BJ Banda

Personal information
- Full name: Billy Banda Jr
- Date of birth: June 1, 1998 (age 28)
- Place of birth: Johannesburg, South Africa
- Position: Striker

Senior career*
- Years: Team / Apps / (Gls)
- 2015–2018: Finn Harps / 21 / (5)
- 2018–2021: Letterkenny Rovers
- 2021–2022: Ballinamallard United / 56 / (22)
- 2023: Larne / 4 / (0)
- 2023: Finn Harps / 15 / (3)
- 2024: Institute / 11 / (0)
- 2024–: Letterkenny Rovers

= BJ Banda =

Irish footballer (born 1998)

Billy Banda Jr (born 1 June 1998) is an Irish footballer who plays as a forward for Letterkenny Rovers.

==Early life==
Banda was born on 1 June 1998 in Johannesburg, South Africa and has a sister.
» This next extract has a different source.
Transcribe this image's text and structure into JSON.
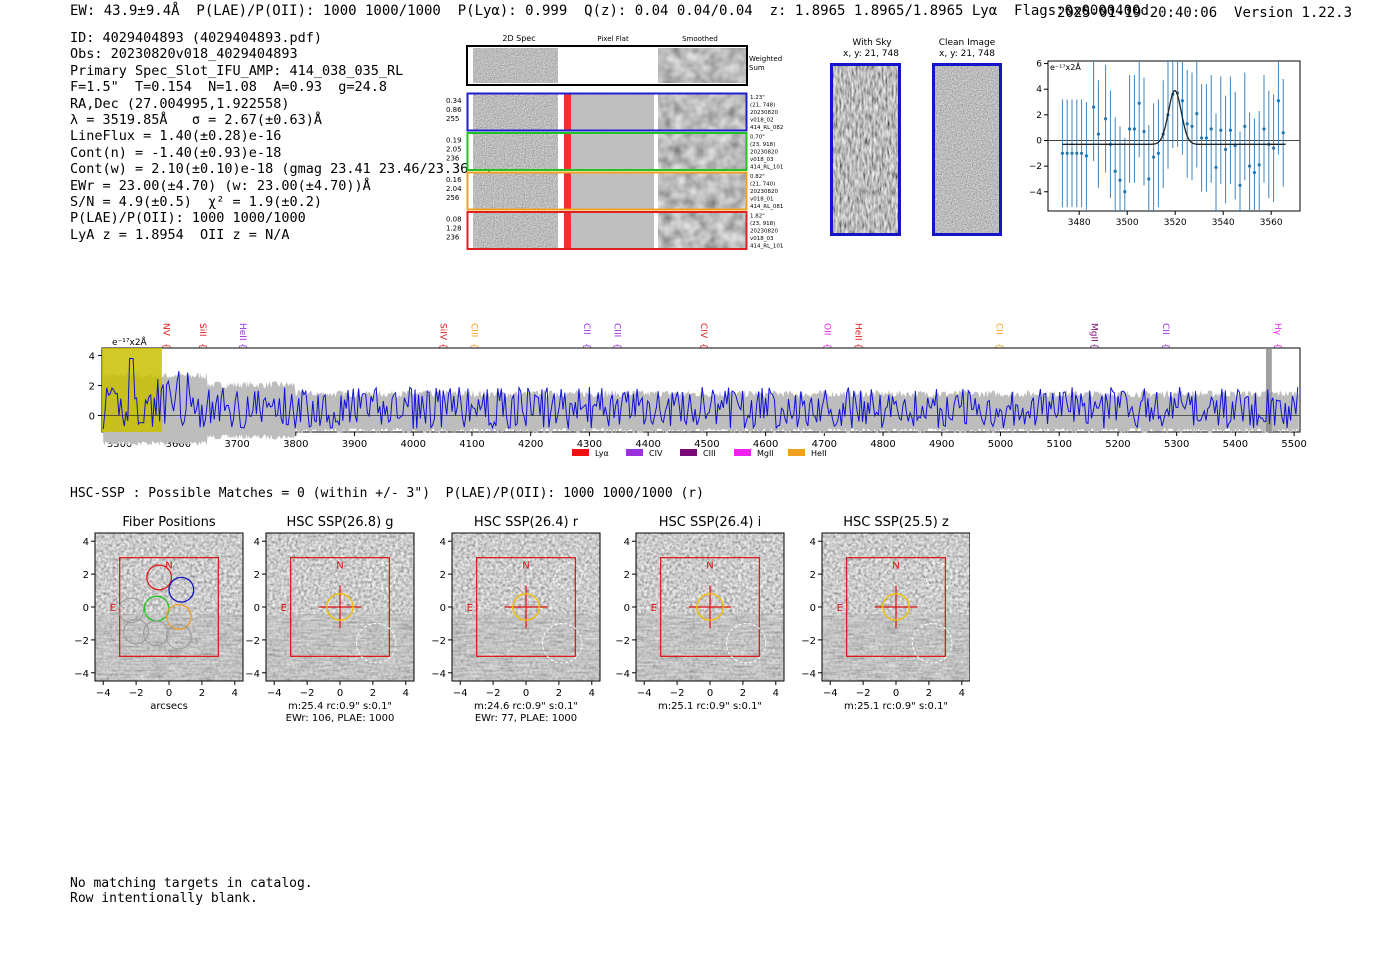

A native of County Donegal, Ireland, he attended the Royal and Prior School in Ireland.

==Career==
Banda started his career with Irish side Finn Harps, helping the club achieve promotion from the second tier to the top flight. In 2018, he signed for Irish side Letterkenny Rovers. Subsequently, he signed for Northern Irish side Ballinamallard United, where he was regarded as one of the club's most important players.

Two years later, he signed for Northern Irish side Larne, helping the club win the league title. The same year, he returned to Irish side Finn Harps. Following his stint there, he signed for Northern Irish side Institute in 2024 before signing for Irish side Letterkenny Rovers.